As redes sociais fizeram bem em silenciar Trump?

O que falta a empresas como Twitter e Facebook é uma definição de critérios claros e de aplicação transparente

Não havia a menor chance de que a invasão do capitólio por uma turba de extremistas imbecilizados solapasse a democracia americana. Conseguiram apenas adiar por algumas horas a inevitável certificação pelo Congresso da vitória de Joe Biden, que toma posse no dia 20. Não deixou, contudo, de ser uma cena de forte poder simbólico e com significados os mais deprimentes para a sociedade americana. Em dado momento, manifestantes portando a bandeira dos Estados Confederados – movimento separatista e escravocrata – para o prédio que representa a União dos EUA e que foi palco das grandes vitórias dos direitos civis.

Foi uma invasão sem precedentes – a anterior, em 1814, foi feita por forças invasoras inglesas -, mas nem por isso surpreendente. É, afinal, o resultado direto e esperado dos anos de fake news, desinformação, polarização e extremismo gestados nas redes sociais com auxílio constante de políticos de direita e da mídia conservadora.

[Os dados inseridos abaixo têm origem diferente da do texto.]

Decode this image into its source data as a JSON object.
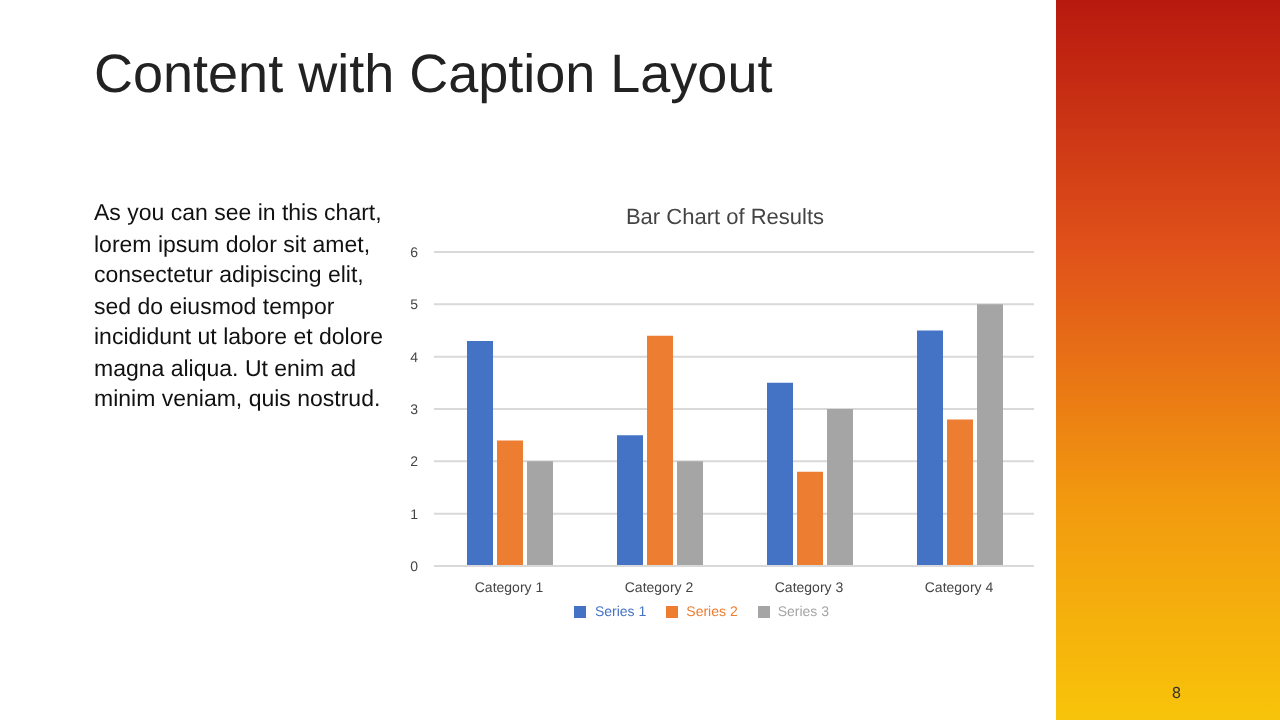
{
  "chart_data": {
    "type": "bar",
    "title": "Bar Chart of Results",
    "categories": [
      "Category 1",
      "Category 2",
      "Category 3",
      "Category 4"
    ],
    "series": [
      {
        "name": "Series 1",
        "color": "#4472c4",
        "values": [
          4.3,
          2.5,
          3.5,
          4.5
        ]
      },
      {
        "name": "Series 2",
        "color": "#ed7d31",
        "values": [
          2.4,
          4.4,
          1.8,
          2.8
        ]
      },
      {
        "name": "Series 3",
        "color": "#a5a5a5",
        "values": [
          2,
          2,
          3,
          5
        ]
      }
    ],
    "ylim": [
      0,
      6
    ],
    "yticks": [
      0,
      1,
      2,
      3,
      4,
      5,
      6
    ],
    "grid": "y",
    "legend": "bottom",
    "annotations": [
      "Content with Caption Layout",
      "As you can see in this chart, lorem ipsum dolor sit amet, consectetur adipiscing elit, sed do eiusmod tempor incididunt ut labore et dolore magna aliqua. Ut enim ad minim veniam, quis nostrud.",
      "8"
    ]
  }
}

A pessoa fanatizada perde qualquer possibilidade de corrigir suas próprias crenças e valores. Já investiu tanto de sua personalidade no extremismo político e na narrativa persecutória, que fará de tudo para não reconhecer que pensou e se comportou de maneiras muito condenáveis vistas à luz da bom senso e da razão. Mesmo neste momento, milhares de americanos (e, infelizmente, brasileiros), para não ter que confrontar as consequências de suas próprias crenças, afirmam que a invasão foi orquestrada pela extrema esquerda, pelos “antifas”.

Já sabemos nome e biografia de dezenas de invasores – muitos não fizeram a menor questão de esconder suas identidades -, todos militantes de extrema direita, que estavam lá por livre e espontânea vontade. E, mesmo assim, para uma parcela da opinião pública que não quer aceitar que seu lado seja capaz de atos vergonhosos, foi tudo uma armação de esquerdistas “infiltrados”. Não há como tocar uma mente assim; ela é impermeável a qualquer fato que não confirme suas crenças.

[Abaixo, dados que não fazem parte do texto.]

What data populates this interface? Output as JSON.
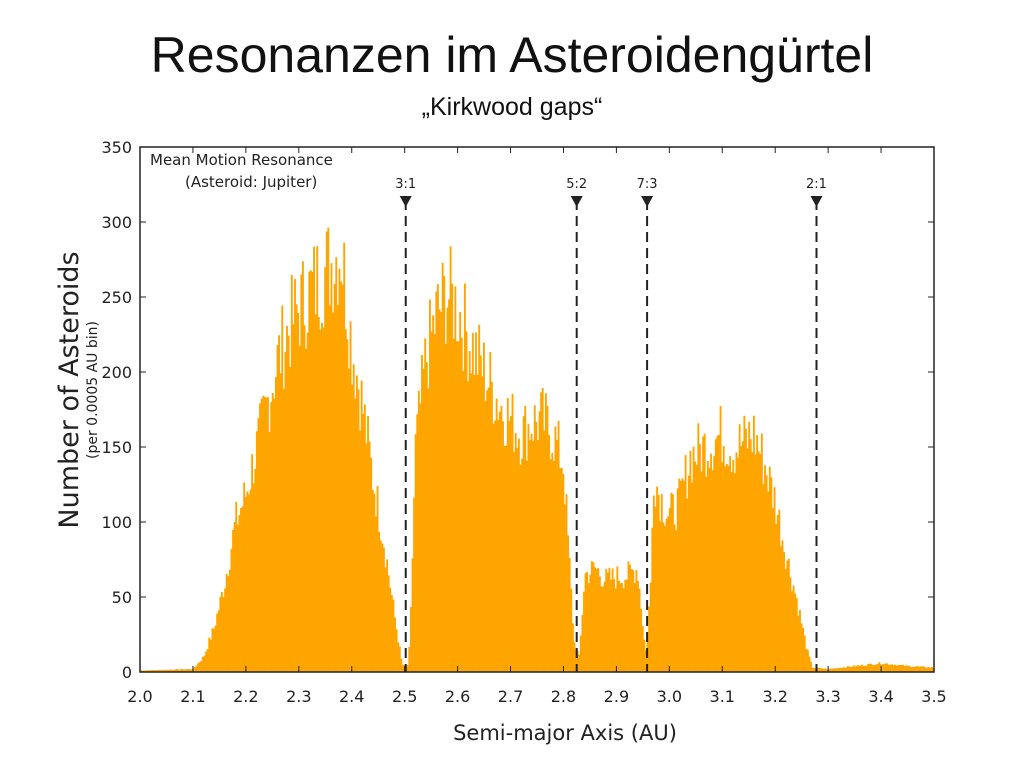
{
  "slide": {
    "title": "Resonanzen im Asteroidengürtel",
    "subtitle": "„Kirkwood gaps“"
  },
  "chart_data": {
    "type": "bar",
    "xlabel": "Semi-major Axis (AU)",
    "ylabel": "Number of Asteroids",
    "ylabel_sub": "(per 0.0005 AU bin)",
    "xlim": [
      2.0,
      3.5
    ],
    "ylim": [
      0,
      350
    ],
    "x_ticks": [
      2.0,
      2.1,
      2.2,
      2.3,
      2.4,
      2.5,
      2.6,
      2.7,
      2.8,
      2.9,
      3.0,
      3.1,
      3.2,
      3.3,
      3.4,
      3.5
    ],
    "x_tick_labels": [
      "2.0",
      "2.1",
      "2.2",
      "2.3",
      "2.4",
      "2.5",
      "2.6",
      "2.7",
      "2.8",
      "2.9",
      "3.0",
      "3.1",
      "3.2",
      "3.3",
      "3.4",
      "3.5"
    ],
    "y_ticks": [
      0,
      50,
      100,
      150,
      200,
      250,
      300,
      350
    ],
    "y_tick_labels": [
      "0",
      "50",
      "100",
      "150",
      "200",
      "250",
      "300",
      "350"
    ],
    "annotation": [
      "Mean Motion Resonance",
      "(Asteroid: Jupiter)"
    ],
    "fill_color": "#FFA500",
    "resonances": [
      {
        "label": "3:1",
        "x": 2.502
      },
      {
        "label": "5:2",
        "x": 2.825
      },
      {
        "label": "7:3",
        "x": 2.958
      },
      {
        "label": "2:1",
        "x": 3.278
      }
    ],
    "distribution_envelope": [
      [
        2.0,
        1
      ],
      [
        2.1,
        2
      ],
      [
        2.12,
        10
      ],
      [
        2.14,
        30
      ],
      [
        2.16,
        60
      ],
      [
        2.18,
        100
      ],
      [
        2.2,
        120
      ],
      [
        2.22,
        150
      ],
      [
        2.24,
        180
      ],
      [
        2.26,
        210
      ],
      [
        2.28,
        230
      ],
      [
        2.3,
        245
      ],
      [
        2.32,
        255
      ],
      [
        2.34,
        265
      ],
      [
        2.36,
        275
      ],
      [
        2.38,
        285
      ],
      [
        2.4,
        220
      ],
      [
        2.42,
        180
      ],
      [
        2.44,
        130
      ],
      [
        2.46,
        90
      ],
      [
        2.48,
        40
      ],
      [
        2.495,
        5
      ],
      [
        2.505,
        3
      ],
      [
        2.51,
        20
      ],
      [
        2.52,
        150
      ],
      [
        2.54,
        210
      ],
      [
        2.56,
        240
      ],
      [
        2.58,
        255
      ],
      [
        2.6,
        245
      ],
      [
        2.62,
        225
      ],
      [
        2.64,
        210
      ],
      [
        2.66,
        195
      ],
      [
        2.68,
        180
      ],
      [
        2.7,
        170
      ],
      [
        2.72,
        160
      ],
      [
        2.74,
        168
      ],
      [
        2.76,
        170
      ],
      [
        2.78,
        160
      ],
      [
        2.8,
        140
      ],
      [
        2.82,
        20
      ],
      [
        2.83,
        10
      ],
      [
        2.84,
        65
      ],
      [
        2.86,
        70
      ],
      [
        2.88,
        62
      ],
      [
        2.9,
        64
      ],
      [
        2.92,
        65
      ],
      [
        2.94,
        70
      ],
      [
        2.955,
        12
      ],
      [
        2.965,
        60
      ],
      [
        2.97,
        135
      ],
      [
        2.98,
        120
      ],
      [
        3.0,
        105
      ],
      [
        3.02,
        115
      ],
      [
        3.04,
        145
      ],
      [
        3.06,
        150
      ],
      [
        3.08,
        155
      ],
      [
        3.1,
        160
      ],
      [
        3.12,
        150
      ],
      [
        3.14,
        155
      ],
      [
        3.16,
        160
      ],
      [
        3.18,
        140
      ],
      [
        3.2,
        115
      ],
      [
        3.22,
        80
      ],
      [
        3.24,
        50
      ],
      [
        3.26,
        15
      ],
      [
        3.27,
        3
      ],
      [
        3.3,
        2
      ],
      [
        3.35,
        4
      ],
      [
        3.4,
        6
      ],
      [
        3.45,
        4
      ],
      [
        3.5,
        3
      ]
    ]
  }
}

O meio que fez com que tanta gente caísse com tanta facilidade no extremismo foi as redes sociais. Sendo assim, é louvável que os donos da principais redes tenham tomado atitudes como derrubar um vídeo de Trump e tirá-lo do ar, seja por um dia (como o Twitter), ou por tempo indeterminado (como o Facebook).

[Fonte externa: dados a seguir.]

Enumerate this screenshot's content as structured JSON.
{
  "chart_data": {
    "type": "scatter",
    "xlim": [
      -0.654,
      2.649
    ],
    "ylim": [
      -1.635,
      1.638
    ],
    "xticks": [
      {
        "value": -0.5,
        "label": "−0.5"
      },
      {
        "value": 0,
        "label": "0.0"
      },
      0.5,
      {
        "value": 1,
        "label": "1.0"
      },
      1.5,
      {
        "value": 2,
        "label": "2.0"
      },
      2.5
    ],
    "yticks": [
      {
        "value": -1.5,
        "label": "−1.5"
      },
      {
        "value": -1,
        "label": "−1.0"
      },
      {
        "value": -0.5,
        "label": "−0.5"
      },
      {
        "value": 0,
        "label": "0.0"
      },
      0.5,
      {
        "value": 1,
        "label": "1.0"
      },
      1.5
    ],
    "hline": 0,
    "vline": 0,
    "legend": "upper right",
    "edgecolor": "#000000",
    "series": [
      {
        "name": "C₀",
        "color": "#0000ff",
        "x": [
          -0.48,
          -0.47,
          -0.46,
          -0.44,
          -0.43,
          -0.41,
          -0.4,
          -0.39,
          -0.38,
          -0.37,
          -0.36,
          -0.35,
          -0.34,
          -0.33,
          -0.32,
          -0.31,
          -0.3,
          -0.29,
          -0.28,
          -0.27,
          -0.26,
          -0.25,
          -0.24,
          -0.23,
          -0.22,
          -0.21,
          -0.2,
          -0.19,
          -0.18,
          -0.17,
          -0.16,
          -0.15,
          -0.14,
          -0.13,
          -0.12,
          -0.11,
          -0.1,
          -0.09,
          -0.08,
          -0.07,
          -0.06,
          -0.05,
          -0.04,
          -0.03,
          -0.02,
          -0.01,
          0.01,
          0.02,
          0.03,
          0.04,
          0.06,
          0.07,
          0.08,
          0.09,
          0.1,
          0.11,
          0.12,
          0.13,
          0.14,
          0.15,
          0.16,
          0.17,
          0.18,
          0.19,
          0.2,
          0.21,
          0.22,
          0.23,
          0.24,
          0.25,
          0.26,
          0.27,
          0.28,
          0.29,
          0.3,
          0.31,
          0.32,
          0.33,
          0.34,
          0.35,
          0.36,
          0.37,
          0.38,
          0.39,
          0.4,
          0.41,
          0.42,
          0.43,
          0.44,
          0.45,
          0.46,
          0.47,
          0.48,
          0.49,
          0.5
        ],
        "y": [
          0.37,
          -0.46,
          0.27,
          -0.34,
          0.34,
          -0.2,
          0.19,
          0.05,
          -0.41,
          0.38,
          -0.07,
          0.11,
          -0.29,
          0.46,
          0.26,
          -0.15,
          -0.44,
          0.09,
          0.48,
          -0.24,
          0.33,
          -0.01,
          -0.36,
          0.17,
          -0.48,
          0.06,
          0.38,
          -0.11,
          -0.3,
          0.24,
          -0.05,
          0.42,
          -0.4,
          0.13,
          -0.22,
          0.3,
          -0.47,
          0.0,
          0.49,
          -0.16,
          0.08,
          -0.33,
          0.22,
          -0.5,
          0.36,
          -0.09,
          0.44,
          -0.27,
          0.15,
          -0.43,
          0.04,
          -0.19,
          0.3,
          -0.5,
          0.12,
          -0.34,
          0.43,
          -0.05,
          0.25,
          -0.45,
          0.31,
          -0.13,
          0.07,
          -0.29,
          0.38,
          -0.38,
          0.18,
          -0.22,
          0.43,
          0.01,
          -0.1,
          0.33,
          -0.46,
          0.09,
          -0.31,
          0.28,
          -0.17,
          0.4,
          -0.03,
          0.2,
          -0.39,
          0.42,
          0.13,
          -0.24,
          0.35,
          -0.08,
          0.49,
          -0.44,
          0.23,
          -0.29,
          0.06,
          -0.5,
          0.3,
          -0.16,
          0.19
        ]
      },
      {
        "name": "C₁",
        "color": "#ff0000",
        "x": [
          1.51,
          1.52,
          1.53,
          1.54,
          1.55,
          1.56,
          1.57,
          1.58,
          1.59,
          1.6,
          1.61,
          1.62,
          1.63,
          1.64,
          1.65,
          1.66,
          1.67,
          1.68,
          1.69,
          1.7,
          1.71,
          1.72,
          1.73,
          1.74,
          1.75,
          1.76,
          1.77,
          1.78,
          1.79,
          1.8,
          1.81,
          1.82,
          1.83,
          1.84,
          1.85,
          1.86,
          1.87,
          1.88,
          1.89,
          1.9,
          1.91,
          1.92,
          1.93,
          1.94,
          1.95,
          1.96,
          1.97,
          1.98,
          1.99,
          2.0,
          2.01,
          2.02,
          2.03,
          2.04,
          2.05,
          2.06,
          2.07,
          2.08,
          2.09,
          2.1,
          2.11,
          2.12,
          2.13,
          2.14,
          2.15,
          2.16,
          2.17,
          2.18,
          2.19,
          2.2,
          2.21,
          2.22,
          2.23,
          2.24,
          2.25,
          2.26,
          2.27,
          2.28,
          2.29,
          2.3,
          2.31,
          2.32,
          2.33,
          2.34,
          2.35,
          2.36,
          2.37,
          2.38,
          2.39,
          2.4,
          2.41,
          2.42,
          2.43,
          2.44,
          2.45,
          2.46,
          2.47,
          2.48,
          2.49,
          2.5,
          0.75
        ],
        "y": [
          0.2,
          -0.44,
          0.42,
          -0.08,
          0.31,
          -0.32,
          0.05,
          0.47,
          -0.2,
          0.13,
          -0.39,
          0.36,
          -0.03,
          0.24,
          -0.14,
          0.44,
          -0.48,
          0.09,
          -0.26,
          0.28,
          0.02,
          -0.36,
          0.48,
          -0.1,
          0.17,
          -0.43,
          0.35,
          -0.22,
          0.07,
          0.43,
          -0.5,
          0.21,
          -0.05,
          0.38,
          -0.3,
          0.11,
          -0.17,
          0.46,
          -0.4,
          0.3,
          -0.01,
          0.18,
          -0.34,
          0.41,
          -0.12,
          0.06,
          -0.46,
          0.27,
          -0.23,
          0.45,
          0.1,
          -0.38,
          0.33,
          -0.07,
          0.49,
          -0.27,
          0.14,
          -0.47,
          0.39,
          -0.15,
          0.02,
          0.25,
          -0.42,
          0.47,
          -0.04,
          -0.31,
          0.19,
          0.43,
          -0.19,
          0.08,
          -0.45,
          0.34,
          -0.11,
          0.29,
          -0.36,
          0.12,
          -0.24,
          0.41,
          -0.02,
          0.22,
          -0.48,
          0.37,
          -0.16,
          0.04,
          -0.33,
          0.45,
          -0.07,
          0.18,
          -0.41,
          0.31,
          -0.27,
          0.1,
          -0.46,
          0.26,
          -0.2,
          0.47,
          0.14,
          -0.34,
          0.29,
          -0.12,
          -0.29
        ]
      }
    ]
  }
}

É comum se esquecer de que rede social e internet são coisas diferentes. A internet é o campo aberto, no qual qualquer um de nós pode ter um lote: um site. Já a rede social é como um grande condomínio em que podemos alugar espaços, desde que sigamos as regras internas.

Se uma pessoa começa a gritar, no salão de embarque de um aeroporto, que há bombas nas aeronaves, ela será prontamente retirada à força e possivelmente responderá criminalmente. Falas abertamente inflamatórias de uma liderança nacional num momento delicado de tensões que podem descambar para violência caem nesta mesma categoria.

O que falta às empresas de rede social ainda é a definição de critérios claros e de aplicação transparente. Que bom que limitaram o discurso incendiário de Trump; mas quantos outros não passam? Há uma preocupação legítima de figuras da direita de que, com o discurso extremista de esquerda, as redes são muito mais lenientes. Isso tira legitimidade dessa ferramente necessária.

Por fim, ter políticas anti-extremismo nas grandes redes sociais ajudar a conter o alcance desse discurso, mas pode ter efeitos contrários também perigosos. Hoje em dia, grande parte dos extremistas de direita norte-americanos usam redes alternativas, como o Parler. Ali, não encontram restrição nenhuma. O alcance de sua mensagem para o homem comum diminui, mas o grau de radicalismo aumenta exponencialmente. E, no mundo de hoje, em que todo mundo tem um smartphone na mão, e em que sempre haverá oportunistas querendo dinheiro, fama e poder por quaisquer meios possíveis, estamos sempre à beira de mundos paralelos.